Legal consequences can compound the reputational risks such developments carry. In late 2020, the community coalition Sacramento Investment Without Displacement sued the University of California Board of Regents over the plan for UC-Davis’s Aggie Square, arguing that the development deal dedicated public and university subsidies toward a project that would accelerate the displacement of residents in the nearby African American neighborhood of Oak Park. In April 2021, the coalition agreed to drop the suit after negotiating an agreement that committed at least $50 million to affordable housing in the surrounding neighborhood, among other benefits. Fears that rising rents and taxes are displacing long-term residents continue; a recent article in the Journal of Urban Affairs argues that the Aggie Square Community Benefits Partnership Agreement (like many such agreements) is ultimately inequitable, partly because it fails to confront the deeply embedded consequences of historically racist policies.
In short, universities are taking heat for the secondary displacement their efforts are igniting. Though not an innovation district per se, Columbia University’s Manhattanville campus, which provides a new space for its School of Business, has been marketed as a catalyst for innovation and entrepreneurship — and the effects of the expansion on low-income tenants have drawn bitter protest. In West Philadelphia last fall, student and community protesters pushed back against the University City Townhomes evictions by protesting at UPenn’s homecoming football game, rushing Franklin Field with a “Save the Townhomes” banner (in addition to banners championing other causes). Protesters also disrupted Penn’s convocation in late August, interrupting new president Liz Magill during her speech to incoming students. Penn officials have worked to help the displaced tenants, but as of early February, 13 families remained without new places to live.

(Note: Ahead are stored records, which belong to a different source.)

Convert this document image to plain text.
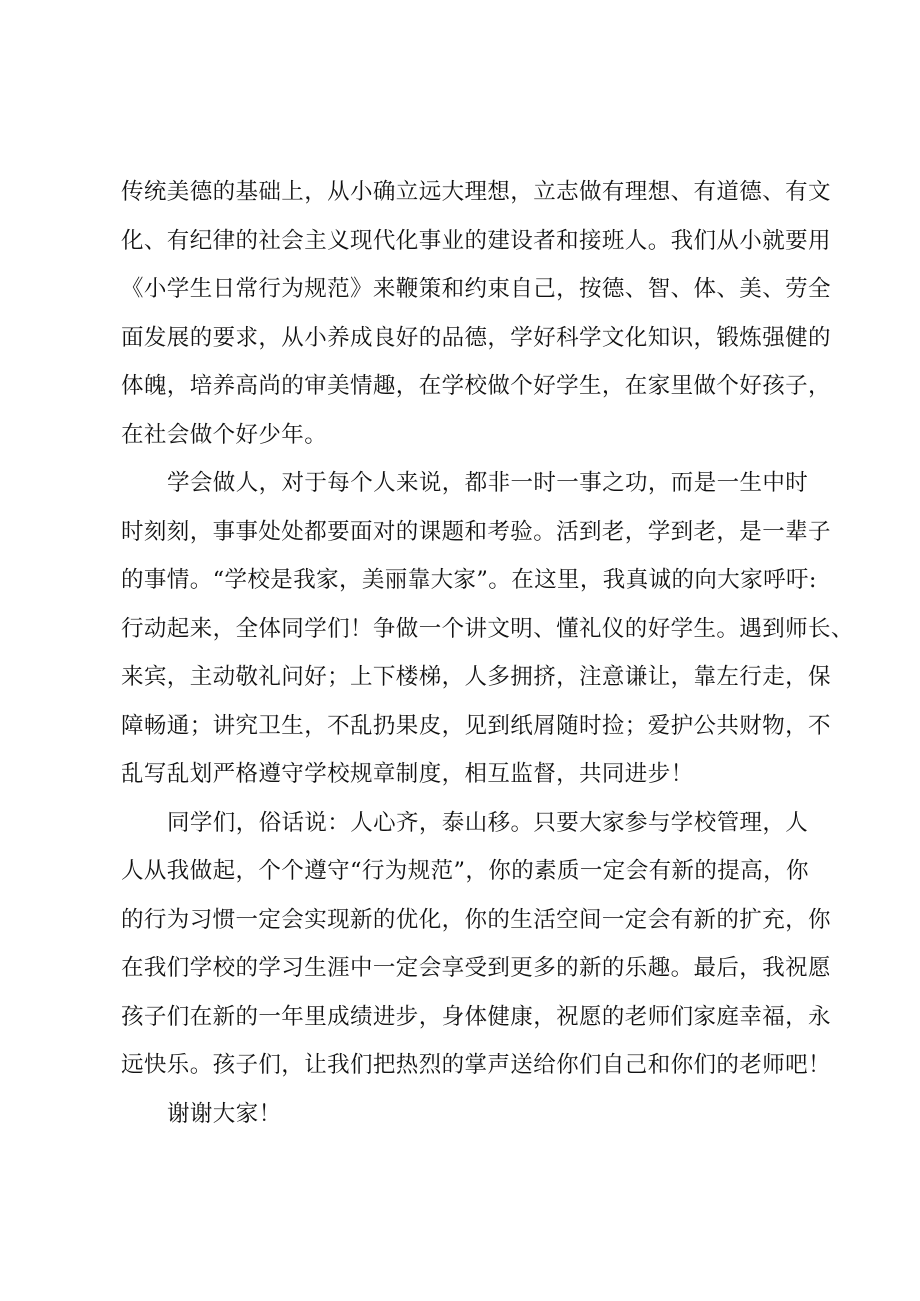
传统美德的基础上，从小确立远大理想，立志做有理想、有道德、有文
化、有纪律的社会主义现代化事业的建设者和接班人。我们从小就要用
《小学生日常行为规范》来鞭策和约束自己，按德、智、体、美、劳全
面发展的要求，从小养成良好的品德，学好科学文化知识，锻炼强健的
体魄，培养高尚的审美情趣，在学校做个好学生，在家里做个好孩子，
在社会做个好少年。
学会做人，对于每个人来说，都非一时一事之功，而是一生中时
时刻刻，事事处处都要面对的课题和考验。活到老，学到老，是一辈子
的事情。“学校是我家，美丽靠大家”。在这里，我真诚的向大家呼吁:
行动起来，全体同学们！争做一个讲文明、懂礼仪的好学生。遇到师长、
来宾，主动敬礼问好；上下楼梯，人多拥挤，注意谦让，靠左行走，保
障畅通；讲究卫生，不乱扔果皮，见到纸屑随时捡；爱护公共财物，不
乱写乱划严格遵守学校规章制度，相互监督，共同进步！
同学们，俗话说：人心齐，泰山移。只要大家参与学校管理，人
人从我做起，个个遵守“行为规范”，你的素质一定会有新的提高，你
的行为习惯一定会实现新的优化，你的生活空间一定会有新的扩充，你
在我们学校的学习生涯中一定会享受到更多的新的乐趣。最后，我祝愿
孩子们在新的一年里成绩进步，身体健康，祝愿的老师们家庭幸福，永
远快乐。孩子们，让我们把热烈的掌声送给你们自己和你们的老师吧！
谢谢大家！
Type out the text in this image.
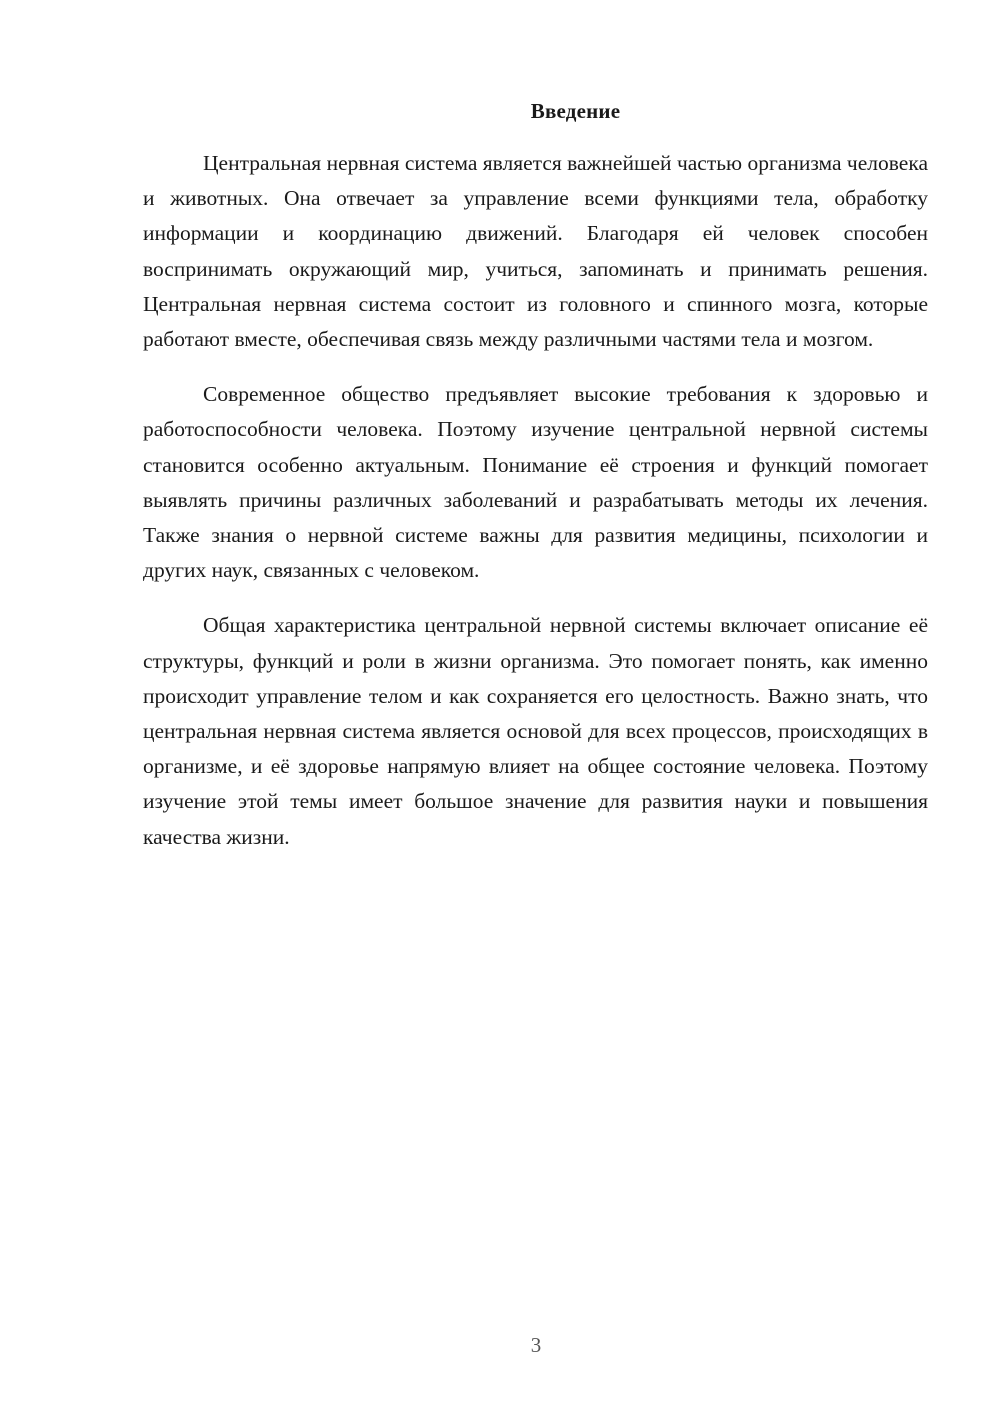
Введение

Центральная нервная система является важнейшей частью организма человека и животных. Она отвечает за управление всеми функциями тела, обработку информации и координацию движений. Благодаря ей человек способен воспринимать окружающий мир, учиться, запоминать и принимать решения. Центральная нервная система состоит из головного и спинного мозга, которые работают вместе, обеспечивая связь между различными частями тела и мозгом.

Современное общество предъявляет высокие требования к здоровью и работоспособности человека. Поэтому изучение центральной нервной системы становится особенно актуальным. Понимание её строения и функций помогает выявлять причины различных заболеваний и разрабатывать методы их лечения. Также знания о нервной системе важны для развития медицины, психологии и других наук, связанных с человеком.

Общая характеристика центральной нервной системы включает описание её структуры, функций и роли в жизни организма. Это помогает понять, как именно происходит управление телом и как сохраняется его целостность. Важно знать, что центральная нервная система является основой для всех процессов, происходящих в организме, и её здоровье напрямую влияет на общее состояние человека. Поэтому изучение этой темы имеет большое значение для развития науки и повышения качества жизни.

3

Innovation-district projects have no chance of meeting equity and inclusion goals unless efforts are made to shield economically fragile households in nearby neighborhoods from the consequences of out-of-control property-market escalation. University officials can work jointly with municipalities to create housing trust funds, preserve publicly owned land for projects targeted at very low-income tenants and homeowners, discourage speculative investing, and provide deep support to mission-driven organizations such as neighborhood-development corporations and community land trusts. Universities dedicated to social equity might even purchase vulnerable properties on an emergency basis to thwart destructive residential displacement. In an ideal scenario, innovation districts can revive areas that lack economic vibrancy, promoting social and economic mobility for low-economic-status neighbors. But ensuring that long-term residents remain on hand to take part in an innovation district’s advantages requires intentional efforts to blunt the commodification of university-adjacent property.
Allied with city officials, resource-rich universities have the power to stabilize at-risk neighborhoods near innovation districts and vastly increase the chances that incumbent residents will be able, in the long run, to participate in the knowledge economy the institutions are helping to foster. Only if universities use that power can their stated commitment to socially inclusive development be anything more than a cynical public-relations tactic.